By Camilla Carlesi
On the 70th anniversary of the Declaration of Human Rights, adopted on 10 December 1948, the UN Human Rights Office, together with the Cartoon Movement, opened a cartoon contest which selected 30 images out of the more than 500 submissions which best portrayed each of the 30 articles written in the declaration.
Illustrated below are some of this year’s winners of the contest who were published on the Cartoon Movement website:
Art 7. All are equal before the law and are entitled without any discrimination to equal protection of the law. All are entitled to equal protection against any discrimination in violation of this Declaration and against any incitement to such discrimination.
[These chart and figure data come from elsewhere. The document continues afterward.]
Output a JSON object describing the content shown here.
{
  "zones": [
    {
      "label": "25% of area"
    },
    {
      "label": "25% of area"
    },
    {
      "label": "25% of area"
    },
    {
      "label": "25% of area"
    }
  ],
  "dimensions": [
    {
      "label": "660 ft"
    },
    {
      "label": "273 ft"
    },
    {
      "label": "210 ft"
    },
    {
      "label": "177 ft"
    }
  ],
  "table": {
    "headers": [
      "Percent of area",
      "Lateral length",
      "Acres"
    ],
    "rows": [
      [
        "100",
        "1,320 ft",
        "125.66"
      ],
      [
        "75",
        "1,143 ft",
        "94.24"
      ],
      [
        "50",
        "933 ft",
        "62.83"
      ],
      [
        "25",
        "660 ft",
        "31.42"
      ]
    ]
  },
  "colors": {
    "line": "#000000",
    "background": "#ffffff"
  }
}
Art. 9. No one shall be subjected to arbitrary arrest, detention or exile.
Art. 18. Everyone has the right to freedom of thought, conscience and religion; this right includes freedom to change his religion or belief, and freedom, either alone or in community with others and in public or private, to manifest his religion or belief in teaching, practice, worship and observance.
Art. 30. Nothing in this Declaration may be interpreted as implying for any State, group or person any right to engage in any activity or to perform any act aimed at the destruction of any of the rights and freedoms set forth herein.
(go to: https://www.standup4humanrights.org/layout/files/Posters/30_cartoons_UDHR.pdf to see the full album)
These pictures convey a message in a much more effective way than words. Through art, human rights are rediscovered in an understandable format. These cartoons in particular work to motivate its viewers to reflect on their attitude towards the Universal Declaration of Human Rights, and on their general condition. Art has the power to provoke in them the need to change their ethical values. The UNESCO Chair of Bioethics and Human Rights fosters the use of art as a vehicle to promote human dignity and human rights. Moreover, it encourages the use of all arts such as music, architecture, literature, performing arts and dramas in addition to visual art and cartoons to advocate for these moral beliefs.
The 30 pictures created to give life to the articles of the Declaration of Human Rights demonstrate how the Document was just as important 70 years ago as it is today. However, as the Cartoon Movement states, “around the world, we see that human rights are increasingly under pressures and space for civil society, journalists and cartoonists is shrinking.” Therefore, it is our duty to support the spread of these cartoons as a vehicle of sensitization to keep Human Rights alive in order to achieve equality, freedom and peace.